For Ziad Majed, "there is a certain media consumption to show that he embodies the sovereignty of the State and wishes to protect and defend it". However, while Emmanuel Macron was greeted by the Lebanese in the streets of Beirut, Michel Aoun, "if he had been in his place, would have been attacked and insulted by the crowd as was the case with his ministers", adds the professor, a specialist in the Middle East, specifying that no politician has, since the tragedy, visited the wounded in hospitals. "They know the anger of the majority of the Lebanese, so playing the sovereignty card is extremely ridiculous."

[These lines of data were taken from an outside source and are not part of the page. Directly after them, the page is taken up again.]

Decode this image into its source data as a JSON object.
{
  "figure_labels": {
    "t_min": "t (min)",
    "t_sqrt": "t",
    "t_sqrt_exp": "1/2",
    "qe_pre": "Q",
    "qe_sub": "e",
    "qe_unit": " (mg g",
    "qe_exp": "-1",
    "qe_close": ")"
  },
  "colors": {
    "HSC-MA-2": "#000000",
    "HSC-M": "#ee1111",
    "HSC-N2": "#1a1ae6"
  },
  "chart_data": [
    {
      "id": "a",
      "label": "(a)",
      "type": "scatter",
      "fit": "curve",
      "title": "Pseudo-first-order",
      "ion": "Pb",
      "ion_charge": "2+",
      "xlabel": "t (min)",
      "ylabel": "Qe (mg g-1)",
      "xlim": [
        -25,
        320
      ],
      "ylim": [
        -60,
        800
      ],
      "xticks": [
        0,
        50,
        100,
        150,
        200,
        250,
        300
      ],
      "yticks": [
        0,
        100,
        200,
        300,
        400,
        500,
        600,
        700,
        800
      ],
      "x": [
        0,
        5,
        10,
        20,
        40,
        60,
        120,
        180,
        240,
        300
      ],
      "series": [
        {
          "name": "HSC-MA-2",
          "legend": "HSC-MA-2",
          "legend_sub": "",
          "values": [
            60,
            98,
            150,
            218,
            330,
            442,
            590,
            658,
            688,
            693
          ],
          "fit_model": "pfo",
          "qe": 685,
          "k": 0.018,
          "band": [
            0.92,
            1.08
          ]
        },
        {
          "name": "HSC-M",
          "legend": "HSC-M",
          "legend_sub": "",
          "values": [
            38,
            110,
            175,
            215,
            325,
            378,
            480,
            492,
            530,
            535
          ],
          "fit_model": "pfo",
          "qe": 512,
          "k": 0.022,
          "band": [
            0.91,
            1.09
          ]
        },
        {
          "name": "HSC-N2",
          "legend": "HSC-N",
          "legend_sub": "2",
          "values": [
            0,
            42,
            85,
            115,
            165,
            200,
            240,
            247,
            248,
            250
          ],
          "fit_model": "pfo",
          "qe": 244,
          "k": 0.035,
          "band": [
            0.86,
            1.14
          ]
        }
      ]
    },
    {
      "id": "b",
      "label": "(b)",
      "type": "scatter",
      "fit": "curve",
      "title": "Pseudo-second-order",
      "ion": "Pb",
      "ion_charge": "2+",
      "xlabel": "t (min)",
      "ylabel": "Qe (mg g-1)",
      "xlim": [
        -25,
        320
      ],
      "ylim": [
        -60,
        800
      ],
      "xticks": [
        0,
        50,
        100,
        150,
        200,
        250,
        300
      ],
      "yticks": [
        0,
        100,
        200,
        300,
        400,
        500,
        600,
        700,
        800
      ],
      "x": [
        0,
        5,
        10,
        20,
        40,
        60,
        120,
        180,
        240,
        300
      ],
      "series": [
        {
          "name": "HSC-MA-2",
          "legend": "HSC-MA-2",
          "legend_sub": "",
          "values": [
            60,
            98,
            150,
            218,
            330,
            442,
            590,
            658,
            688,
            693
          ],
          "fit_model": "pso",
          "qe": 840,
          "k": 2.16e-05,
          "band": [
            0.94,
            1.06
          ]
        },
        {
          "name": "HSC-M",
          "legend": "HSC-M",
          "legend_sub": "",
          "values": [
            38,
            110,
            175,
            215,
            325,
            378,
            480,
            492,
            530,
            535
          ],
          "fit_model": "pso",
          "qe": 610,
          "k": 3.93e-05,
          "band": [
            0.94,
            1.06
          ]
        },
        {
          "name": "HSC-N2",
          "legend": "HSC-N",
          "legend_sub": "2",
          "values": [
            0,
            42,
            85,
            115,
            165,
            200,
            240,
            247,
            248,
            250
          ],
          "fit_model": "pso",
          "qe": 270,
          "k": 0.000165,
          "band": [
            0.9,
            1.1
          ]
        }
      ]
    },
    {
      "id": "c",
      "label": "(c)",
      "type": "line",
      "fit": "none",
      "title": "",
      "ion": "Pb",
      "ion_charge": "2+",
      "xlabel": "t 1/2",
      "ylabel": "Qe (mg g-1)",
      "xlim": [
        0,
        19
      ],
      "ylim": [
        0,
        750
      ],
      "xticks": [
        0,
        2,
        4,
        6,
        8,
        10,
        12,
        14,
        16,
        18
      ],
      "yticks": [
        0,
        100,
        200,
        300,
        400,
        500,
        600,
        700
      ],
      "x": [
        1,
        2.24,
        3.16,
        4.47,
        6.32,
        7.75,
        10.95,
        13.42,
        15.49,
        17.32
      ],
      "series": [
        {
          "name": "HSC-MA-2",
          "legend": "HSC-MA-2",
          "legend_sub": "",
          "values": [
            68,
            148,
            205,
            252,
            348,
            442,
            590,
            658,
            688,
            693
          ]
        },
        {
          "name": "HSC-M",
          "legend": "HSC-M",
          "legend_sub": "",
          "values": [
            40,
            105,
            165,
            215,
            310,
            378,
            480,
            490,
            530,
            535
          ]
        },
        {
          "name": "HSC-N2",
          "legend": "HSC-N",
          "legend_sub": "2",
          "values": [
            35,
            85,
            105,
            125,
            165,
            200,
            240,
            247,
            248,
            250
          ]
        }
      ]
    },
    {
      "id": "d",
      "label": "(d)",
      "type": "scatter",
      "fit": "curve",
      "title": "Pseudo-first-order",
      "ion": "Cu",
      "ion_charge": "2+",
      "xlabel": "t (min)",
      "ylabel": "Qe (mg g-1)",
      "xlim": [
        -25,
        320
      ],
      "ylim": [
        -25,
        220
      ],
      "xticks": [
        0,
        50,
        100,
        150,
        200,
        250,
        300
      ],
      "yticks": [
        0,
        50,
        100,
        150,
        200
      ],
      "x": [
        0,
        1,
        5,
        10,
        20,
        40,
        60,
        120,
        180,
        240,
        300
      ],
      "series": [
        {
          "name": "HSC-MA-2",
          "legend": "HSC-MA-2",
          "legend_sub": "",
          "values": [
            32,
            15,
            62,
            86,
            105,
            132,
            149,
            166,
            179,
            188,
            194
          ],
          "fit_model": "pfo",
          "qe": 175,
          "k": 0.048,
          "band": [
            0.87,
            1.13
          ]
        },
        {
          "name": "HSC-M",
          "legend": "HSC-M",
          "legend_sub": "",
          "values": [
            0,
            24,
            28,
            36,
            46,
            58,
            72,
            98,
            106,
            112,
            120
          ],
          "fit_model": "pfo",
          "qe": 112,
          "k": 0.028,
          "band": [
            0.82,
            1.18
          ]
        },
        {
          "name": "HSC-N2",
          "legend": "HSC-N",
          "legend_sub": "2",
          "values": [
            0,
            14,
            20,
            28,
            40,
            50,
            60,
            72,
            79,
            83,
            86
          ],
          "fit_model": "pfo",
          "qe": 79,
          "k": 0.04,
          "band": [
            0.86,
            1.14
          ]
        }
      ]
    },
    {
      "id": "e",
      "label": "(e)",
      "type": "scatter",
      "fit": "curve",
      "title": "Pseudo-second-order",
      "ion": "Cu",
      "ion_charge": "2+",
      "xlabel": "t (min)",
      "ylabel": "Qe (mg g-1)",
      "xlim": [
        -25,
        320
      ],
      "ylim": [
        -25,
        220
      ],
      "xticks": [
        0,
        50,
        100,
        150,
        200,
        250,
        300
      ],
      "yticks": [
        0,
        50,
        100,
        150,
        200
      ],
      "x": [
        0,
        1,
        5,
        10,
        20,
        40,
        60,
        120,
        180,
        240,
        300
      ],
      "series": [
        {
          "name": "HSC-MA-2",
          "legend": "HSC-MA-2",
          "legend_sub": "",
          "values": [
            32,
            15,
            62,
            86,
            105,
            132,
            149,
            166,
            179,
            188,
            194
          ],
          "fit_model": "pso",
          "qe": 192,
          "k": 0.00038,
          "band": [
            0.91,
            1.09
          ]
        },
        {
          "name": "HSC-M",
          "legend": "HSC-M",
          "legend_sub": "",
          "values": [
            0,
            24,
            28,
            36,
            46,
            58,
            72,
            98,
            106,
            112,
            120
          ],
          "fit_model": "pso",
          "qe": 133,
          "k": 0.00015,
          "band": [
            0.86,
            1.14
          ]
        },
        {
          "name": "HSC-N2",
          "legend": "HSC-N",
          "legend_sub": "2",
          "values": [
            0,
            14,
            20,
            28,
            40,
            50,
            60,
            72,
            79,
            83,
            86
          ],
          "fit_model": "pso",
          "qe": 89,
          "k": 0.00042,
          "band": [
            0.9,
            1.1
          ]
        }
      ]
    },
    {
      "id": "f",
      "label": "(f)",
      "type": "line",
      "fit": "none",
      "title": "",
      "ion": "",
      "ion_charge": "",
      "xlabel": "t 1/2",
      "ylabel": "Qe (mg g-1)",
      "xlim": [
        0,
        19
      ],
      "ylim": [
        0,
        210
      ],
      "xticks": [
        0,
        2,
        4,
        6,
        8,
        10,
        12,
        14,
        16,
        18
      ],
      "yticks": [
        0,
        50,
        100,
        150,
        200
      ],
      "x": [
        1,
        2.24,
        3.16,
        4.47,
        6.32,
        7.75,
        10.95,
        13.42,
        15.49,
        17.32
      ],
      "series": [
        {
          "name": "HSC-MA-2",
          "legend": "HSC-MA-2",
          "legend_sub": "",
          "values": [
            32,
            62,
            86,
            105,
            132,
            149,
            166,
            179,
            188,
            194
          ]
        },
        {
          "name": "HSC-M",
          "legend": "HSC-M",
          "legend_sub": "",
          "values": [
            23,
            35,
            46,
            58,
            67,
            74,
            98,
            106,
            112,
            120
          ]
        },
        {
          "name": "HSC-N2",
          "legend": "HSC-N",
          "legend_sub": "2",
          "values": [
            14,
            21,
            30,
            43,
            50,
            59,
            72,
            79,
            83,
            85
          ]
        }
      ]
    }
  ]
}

"That they release" and "be prosecuted"

In order to organize the reconstruction of the region of the port of Beirut and those affected by the double explosion, an international conference is scheduled for Sunday. This is not to mention the country's economic recovery plan, specifies Ziad Majed, who insists on the need to put everything in place to "bypass the system of patronage that has lasted in Lebanon for decades", and so that "this humanitarian aid arrives directly to hospitals and civil society organizations, or else under the supervision of the international community".

Until then, the Lebanese will meet again in the street on Saturday, chanting the same slogans as those heard at the start of the protest movement against political leaders, at the end of 2019. But this time, Ziad concludes Majed, the Lebanese want not only "that they release", but "that they also be brought to justice for this last crime which they committed because of their irresponsibility".